In 2 Koningen 18 lezen we over Koning Hizkia die de koperen slang stuksloeg. Ooit was die koperen slang een teken van redding voor de Israëlieten, maar nu was de slang zelf het object van aanbidding geworden. Hosea vernietigt hem samen met de gewijde stenen op de offerhoogten. Iets wat ooit een middel in Gods hand was geweest werd nu zelf vereerd, het was een doel in zichzelf geworden. Gaat het met de Geneefse Psalmen dezelfde weg? Gisteravond zat ik in de kerk naast een oudere vrouw, we raakten aan de praat en ik vertelde haar over mijn zoon en dat hij die moderne uitvoering zo mooi vond. Ze was daar blij mee maar vertelde me ook dat zij zelf liever de traditionele melodieën zong. “Gelukkig is er voor iedereen een lied” zei ze. Pas dan voel je je met elkaar verbonden in de kerk, als je er gelukkig van wordt als de ander een lied mag zingen waar hij of zij van geniet, ook al raakt het jezelf minder. Dat is een hele andere manier van liturgie beleven dan het zoeken naar de hoogste kwaliteit of het in stand houden van je eigen muzikale voorkeur, ten koste van alles. Het is zelfs een beetje gênant dat de herders van veel gemeenten meer oog hebben voor hun eigen muzikale smaak dan voor de betrokkenheid van de lammeren waarover ze gesteld zijn, en alle creatieve argumenten zoeken om dit een beetje te kunnen onderbouwen.

Oor voor elkaar
Het is de hoogste tijd dat we ophouden met het vellen van allerlei oordelen over elkaars liederen. Moderne liederen betekenen veel voor veel christenen, wat is het nut om die liederen dan af te gaan kraken? Je mag je zelfs afvragen of je geen grenzen oversteekt als je liederen waarmee God geprezen wordt wegzet als “oppervlakkig” of “te eenzijdig“. Er is altijd een stok om de hond mee te slaan maar meestal blijkt het een balk in ons eigen oog te zijn. In mijn tijd als jeugdleider en jeugdouderling viel het me telkens weer op hoe ruimhartig jongeren zijn. Veel van hen hadden niets met de traditionelere liederen maar gaven in gesprekken altijd aan dat ze die best wilden blijven zingen als ouderen er van genoten. Ze hoopten alleen dat er ook ruimte zou zijn voor hun liederen. Zelf ben ik door de jaren heen wat van die gun-factor kwijt geraakt. Nu als dertiger zou ik persoonlijk het liefst de hele santenkraam van het traditionele lied als een koperen slang kapot slaan. Daar ben ik niet trots op, soms heb ik angstdromen van mijzelf als oude man die nieuwe generaties jongeren dwingt om uit Psalmen voor Nu of Opwekking te zingen.

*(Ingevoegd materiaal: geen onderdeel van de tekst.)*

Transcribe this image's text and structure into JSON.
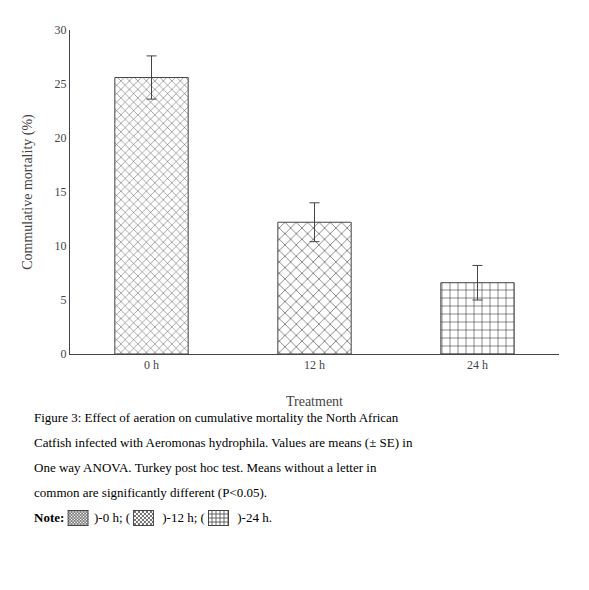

Misschien zou het goed zijn geweest als de troubadour even zijn mond had gehouden. Als hij even wat minder vervuld van zijn eigen stemgeluid zou zijn geweest en had gevraagd of de monniken eens wilden laten horen hoe zij altijd zongen. Misschien had hij daardoor wel een nieuw lied geleerd of de liefde voor God in hun ogen kunnen zien. Misschien hadden ze dan samen kunnen zingen. Wellicht had hij de monniken een beetje op weg kunnen helpen want er is niets mis mee om ook de muzikale kwaliteit van ons gezang te verbeteren. Oor voor elkaar hebben, luisteren naar elkaars liederen en eerbied hebben voor elk lied waarin God geprezen wordt, dat zou pas een goede traditie zijn!